L’alternativa proposta è quella di redigere una nuova perizia, al ribasso (circolari 20/2016 e 47/E/2011). Ad aliquote invariate (fino al 2014, 4% per i terreni), nel caso di riduzione era allora sufficiente solo una nuova perizia. Non si pagava nulla, ma nello stesso tempo non si aveva diritto ad alcun rimborso. Era stato anche ipotizzato un cambio di linea (si veda «Il Sole 24 Ore» del 9 Aprile 2015), che non ha avuto seguito. Anzi, l'amministrazione finanziaria ha confermato il suo orientamento con la risoluzione 53/2015
Molti contribuenti non si sono a ciò adeguati, e nel caso di vendita a prezzo inferiore a quello della stima non hanno seguito il suggerimento ministeriale, né tantomeno hanno dichiarato la plusvalenza.

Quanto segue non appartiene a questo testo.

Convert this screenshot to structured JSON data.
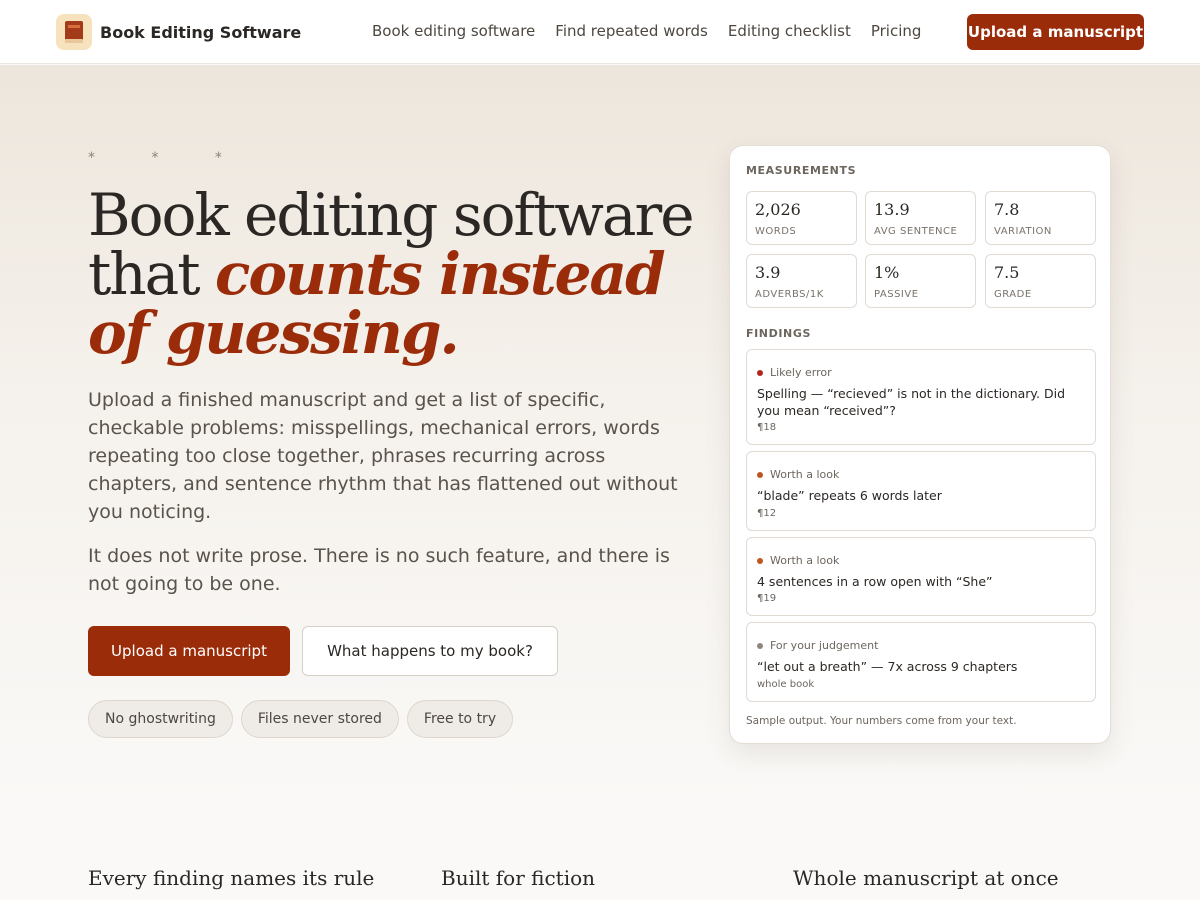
{
  "header": {
    "brand_name": "Book Editing Software",
    "nav": [
      "Book editing software",
      "Find repeated words",
      "Editing checklist",
      "Pricing"
    ],
    "cta": "Upload a manuscript"
  },
  "hero": {
    "ornament": "* * *",
    "title_plain": "Book editing software that ",
    "title_emphasis": "counts instead of guessing.",
    "paragraph_1": "Upload a finished manuscript and get a list of specific, checkable problems: misspellings, mechanical errors, words repeating too close together, phrases recurring across chapters, and sentence rhythm that has flattened out without you noticing.",
    "paragraph_2": "It does not write prose. There is no such feature, and there is not going to be one.",
    "primary_button": "Upload a manuscript",
    "secondary_button": "What happens to my book?",
    "badges": [
      "No ghostwriting",
      "Files never stored",
      "Free to try"
    ]
  },
  "sample": {
    "measurements_label": "MEASUREMENTS",
    "metrics": [
      {
        "value": "2,026",
        "label": "WORDS"
      },
      {
        "value": "13.9",
        "label": "AVG SENTENCE"
      },
      {
        "value": "7.8",
        "label": "VARIATION"
      },
      {
        "value": "3.9",
        "label": "ADVERBS/1K"
      },
      {
        "value": "1%",
        "label": "PASSIVE"
      },
      {
        "value": "7.5",
        "label": "GRADE"
      }
    ],
    "findings_label": "FINDINGS",
    "findings": [
      {
        "severity": "Likely error",
        "color": "#b3261e",
        "text": "Spelling — “recieved” is not in the dictionary. Did you mean “received”?",
        "location": "¶18"
      },
      {
        "severity": "Worth a look",
        "color": "#c0561d",
        "text": "“blade” repeats 6 words later",
        "location": "¶12"
      },
      {
        "severity": "Worth a look",
        "color": "#c0561d",
        "text": "4 sentences in a row open with “She”",
        "location": "¶19"
      },
      {
        "severity": "For your judgement",
        "color": "#8d867e",
        "text": "“let out a breath” — 7x across 9 chapters",
        "location": "whole book"
      }
    ],
    "footnote": "Sample output. Your numbers come from your text."
  },
  "features": [
    "Every finding names its rule",
    "Built for fiction",
    "Whole manuscript at once"
  ],
  "colors": {
    "accent": "#9b2c0a",
    "brand_logo_bg": "#f6e2bd"
  }
}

Il contenzioso su questo aspetto è già molto diffuso; dal 2016 è intervenuta più volte anche la Cassazione, in modo però non univoco, e questo crea ulteriori disagi (ad oggi 4 ordinanze in un senso, 4 contrarie).
Per la tesi dell'impossibilità di accertamento, qualora il valore dichiarato fosse stato inferiore a quello periziato, abbiamo tre sentenze, tutte del 2016 (nn. 19242/2016, 24310/2016 e 24316/2016), accompagnate però da altre tre pronunce contrarie, sempre dello stesso anno (n. 14492/2016, 14693/2016 e 19465/2016; quest'ultima ordinanza ha anche una particolarità: richiama una ordinanza che pare non essere coerente, la n. 9155/2016).
Nel 2017 abbiamo invece una sola decisione, contraria alla tesi dei contribuenti, l'ordinanza della Cassazione n. 24136 del 13 ottobre 2017, con testo dell'ordinanza esattamente uguale alla n. 19465/2016, seguita però dall'ordinanza 19378 del 20 luglio 2018 che respinge invece la tesi delle Entrate. Ci sono poi molte sentenze di Commissioni tributarie per la gran parte favorevoli ai contribuenti.
Quindi 4 sentenze di Cassazione a favore, 4 contrarie.
Si auspica finalmente una sentenza a Sezioni unite, da parte della Cassazione. E che sia per l'unica soluzione possibile: in caso di vendita a prezzi inferiori a quanto oggetto di affrancamento, nulla è dovuto, ai fini delle imposte dirette, non esistendo alcun plusvalore reale ed avendo già pagato imposte per un importo superiore.